Yesterday, I was driving home from 4:00pm Sunday Mass when it occurred to me that all I’d had up to that point was most of a 15-oz. mug of coffee with cream. When I got home and my brother and I discussed dinner plans—Ted planned to stop at Five Guys’ while running an errand—I said, “Don’t even worry about the calories; I’ve got most of my budget still available.” Then, as I was doing some things around the house, I thought briefly of setting the weight-loss program on the back burner. At times like this, you starve yourself out of absent-mindedness half the time and gorge yourself silly the other half. As well, we’re an Irish family; the alcohol will come out at some point.

But as I considered it, I thought of the many times over the last six months that my mother has said how much better I was looking and how proud she was that I was doing so well. And I can’t do it—I can’t just set the program aside, not even for one week. She would want me to keep plugging away, even through the sorrow that must eventually come. Food doesn’t love. Food doesn’t comfort. Part of this exercise is learning to take comfort and find satisfaction in ways other than by stuffing my belly. That includes when I lose the people I love.

I can’t promise there will be an update next week. The last act could be hours away, or it could be days away. And if our experience with my younger brother’s passing is any guide, it will probably be several days after Mom’s death before the coroner releases her body for (ugh) “final disposal.” And, after everyone else has gone home, I’ll have to find a way to get back on my own feet and build a new life not based on caring for someone who’s ill.

But when I started writing this post, purely on a whim, I had Alexa put on “Ob-La-Di, Ob-La-Dah” by The Beatles.
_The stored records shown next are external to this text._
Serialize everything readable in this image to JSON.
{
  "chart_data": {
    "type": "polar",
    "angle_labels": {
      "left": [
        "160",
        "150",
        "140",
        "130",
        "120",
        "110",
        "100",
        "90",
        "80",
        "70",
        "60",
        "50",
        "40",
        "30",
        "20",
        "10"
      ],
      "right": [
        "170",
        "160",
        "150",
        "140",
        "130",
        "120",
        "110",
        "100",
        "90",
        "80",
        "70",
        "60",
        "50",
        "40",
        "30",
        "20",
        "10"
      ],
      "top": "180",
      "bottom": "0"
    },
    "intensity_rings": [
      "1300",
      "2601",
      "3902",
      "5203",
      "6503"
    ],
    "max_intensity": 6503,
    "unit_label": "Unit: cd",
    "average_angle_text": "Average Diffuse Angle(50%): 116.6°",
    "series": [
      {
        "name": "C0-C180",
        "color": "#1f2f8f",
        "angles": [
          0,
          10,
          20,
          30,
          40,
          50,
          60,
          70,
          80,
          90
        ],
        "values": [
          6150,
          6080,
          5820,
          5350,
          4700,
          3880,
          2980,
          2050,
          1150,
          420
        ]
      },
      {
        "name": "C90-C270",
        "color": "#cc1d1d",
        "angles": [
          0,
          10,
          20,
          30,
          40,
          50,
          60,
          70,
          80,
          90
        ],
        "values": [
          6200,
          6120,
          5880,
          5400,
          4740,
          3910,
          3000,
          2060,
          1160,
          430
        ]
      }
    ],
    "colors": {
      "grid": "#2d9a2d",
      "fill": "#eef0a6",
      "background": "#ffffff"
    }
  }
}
Life will go on. I’ll grieve; I’ll miss Mom for the rest of my own life, just as I miss Dad, Bob, my two uncles Jim, my aunt Pat, and my grandmothers (I never really knew my grandfathers). However, I don’t think God’s done with me yet. There are still things to do, to see, and to say. And there’s still 75 pounds left to lose.

So if I’m not back next Monday, look for me the Monday after that.